Staying healthy is a motivating force for many people. This section draws from the literature on he body’s healing response to sobriety from alcohol.

Alcohol affects every cell in your body. Let’s look at two body systems that take the brunt of the damage from alcohol—your brain and your gastrointestinal (GI) system—but heal quickly in sobriety. Some healing to the brain and GI system occurs naturally in early sobriety, and you can boost your body’s recovery with exercise and a healthy diet.

Alcohol has immediate effects on your brain—one or two drinks make us feel relaxed and confident. Too many drinks cause clumsiness, slurred speech, lapses in memory and judgment. People who are drunk get lost because alcohol damages the parts of your brain involved in navigation. Overtime, heavy drinking reduces the volume of—shrinks—the brain itself. Alcohol also slows the pace of communication in the brain. For example, the delay in the neural connections between the brain and the nerves of the eyes is what causes distorted or double vision while drinking heavily.

Research on short-term sobriety shows that some of the greatest natural healing in the brain occurs between two weeks and two months of sobriety, including increase in brain volume, and repair of and increased speed of neural connections.

The GI system reacts to alcohol as though it were poison. Vomiting and diarrhea are early consequences of excess dinking. Overtime, heavy drinking reduces the ability of your GI system to absorb nutrients resulting in a state of malnutrition. This is sometimes referred to as “leaky gut syndrome”.

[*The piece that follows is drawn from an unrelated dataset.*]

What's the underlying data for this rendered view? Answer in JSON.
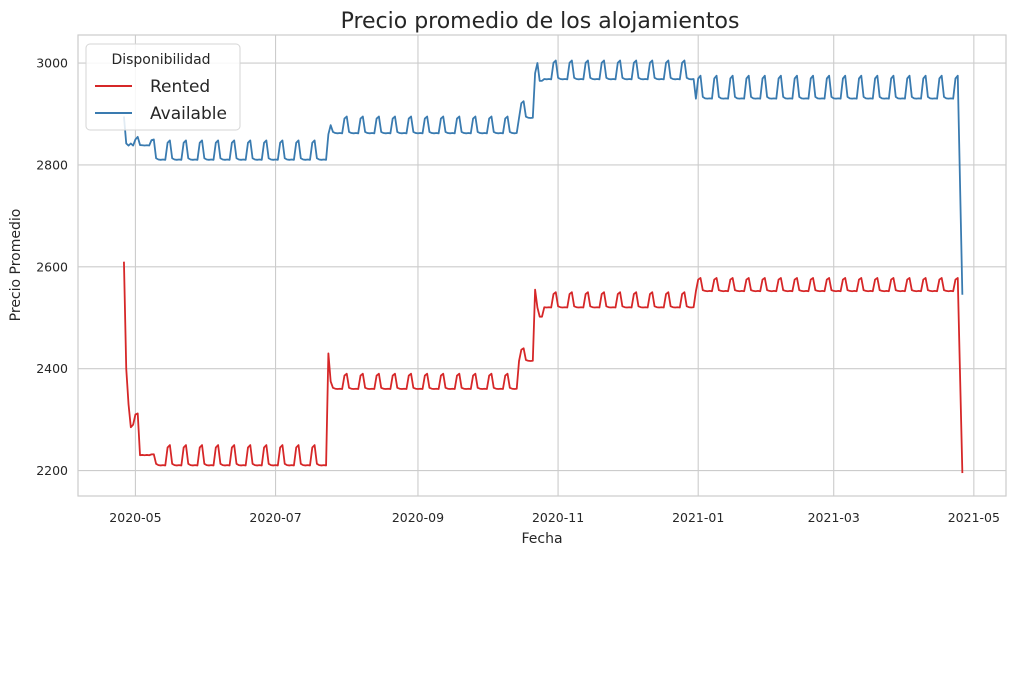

Even brief periods of abstinence can partly reverse this process and promote healing of a “leaky gut”. This means your body will be better able to absorb the nutrients you put into your system with a healthy diet.

Mainstream Your Recovery

As you begin your journey of recovery, you may want to record your weight, waist circumference, and blood pressure. Make a list of health problems or physical discomforts that you have whether or not you think they are related to drinking. This information will help you observe the healing of your body during the first days, weeks and months of sobriety.

This idea came from one of my patients: Health clubs, gyms, and even work places often organize group health challenges. My patient joined a 30-day challenge at her gym to reduce sugar in the diet but in her heart she knew she was doing this to reduce her wine drinking. At the first group meeting, she introduced herself and said that she had developed some unhealthy drinking habits and wanted to stop. Four other members of the group identified the same goal. These five people formed a supportive sub-group through the 30-day challenge and are now meeting to explore if and how to drink again in a healthier way.

Mainstreaming your recovery into your overall plan for healthy living can reduce negative feelings and increase your chances of success as you define it.